Is It True That Salt Is Bad for Your Heart?

• Joseph Mercola - Mercola.com

Story at-a-glance

"Conventional wisdom" states that a high-sodium diet will increase your blood pressure, thereby raising your risk for a cardiac event. However, this claim is largely based on uncontrolled case reports from the early 1900s

A 2018 systematic review found no evidence of benefit from a low-sodium diet for those with heart failure

The randomized controlled SODIUM-HF trial, published in April 2022, also found no benefit for patients with Class 2 or 3 heart failure, as lower sodium intake had no statistically significant impact on clinical events

Contrary to popular belief, it's actually hard to consume harmful amounts of sodium, but it's easy to end up with too little. Symptoms of sodium deficiency include muscle fatigue, muscle spasm, cramps, heart palpitations, lethargy and confusion

Low-salt recommendations rarely take coffee intake into account, even though coffee consumption is extremely common and will rapidly deplete your salt stores. Sweating will also eliminate salt from your body, so if you sweat a lot, you may get rid of more than you add back in if you're on a low-salt diet

"Conventional wisdom" states that a high-sodium diet will increase your blood pressure, thereby raising your risk for a cardiac event. This claim is largely based on uncontrolled case reports from the early 1900s,1 and despite more rigorous studies finding no support for the low-sodium recommendation, the dogma around it has been hard to break through.

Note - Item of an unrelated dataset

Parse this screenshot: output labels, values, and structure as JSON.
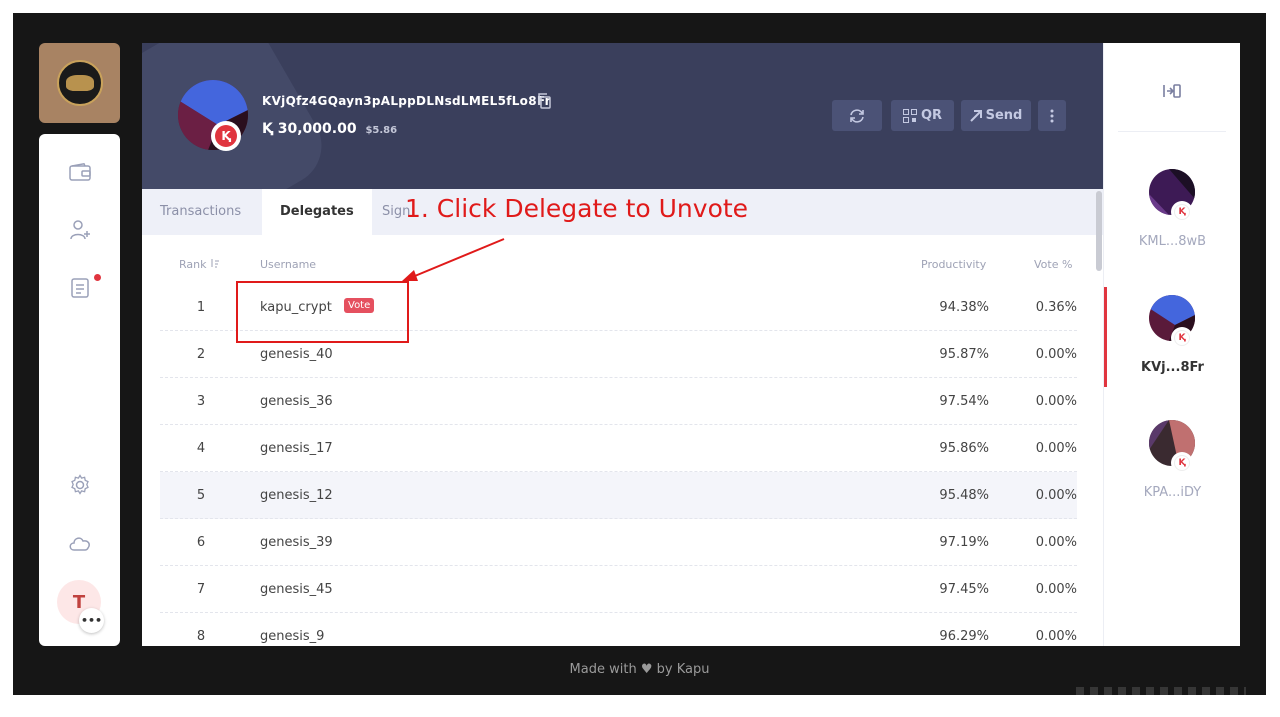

No Evidence to Support Low-Sodium Diet

For example, in December 2018, a systematic review2 of nine studies concluded there was no robust high-quality evidence available to either support or refute the use of a low-sodium diet for people with heart failure. Then, in April 2022, the results of the SODIUM-HF trial3 were published.4 As reported by Medscape:5

"SODIUM-HF is a pragmatic randomized controlled trial that tested general advice on dietary sodium against a low-sodium diet of 1,500 mg daily ... Patients in SODIUM-HF had class II-III New York Heart Association heart failure ... average age 66 years, average left ventricular ejection fraction of 36%, good medical therapy.

The study was carried out in 26 sites in six countries over six years ... The primary endpoint was a composite of all-cause death and hospitalization or emergency department visit for cardiovascular (CV) reasons."

Between baseline and the first 12 months of treatment, the median sodium intake decreased from 2,286 mg per day to 1,658 mg in the low sodium group, and from 2,119 mg per day to 2,073 mg among controls.

At the end of the six-year study, 15% of the low-sodium arm and 17% of controls had experienced cardiovascular-related admission to hospital, a cardiovascular-related emergency department visit, or died — a difference in incidence that did not meet statistical significance.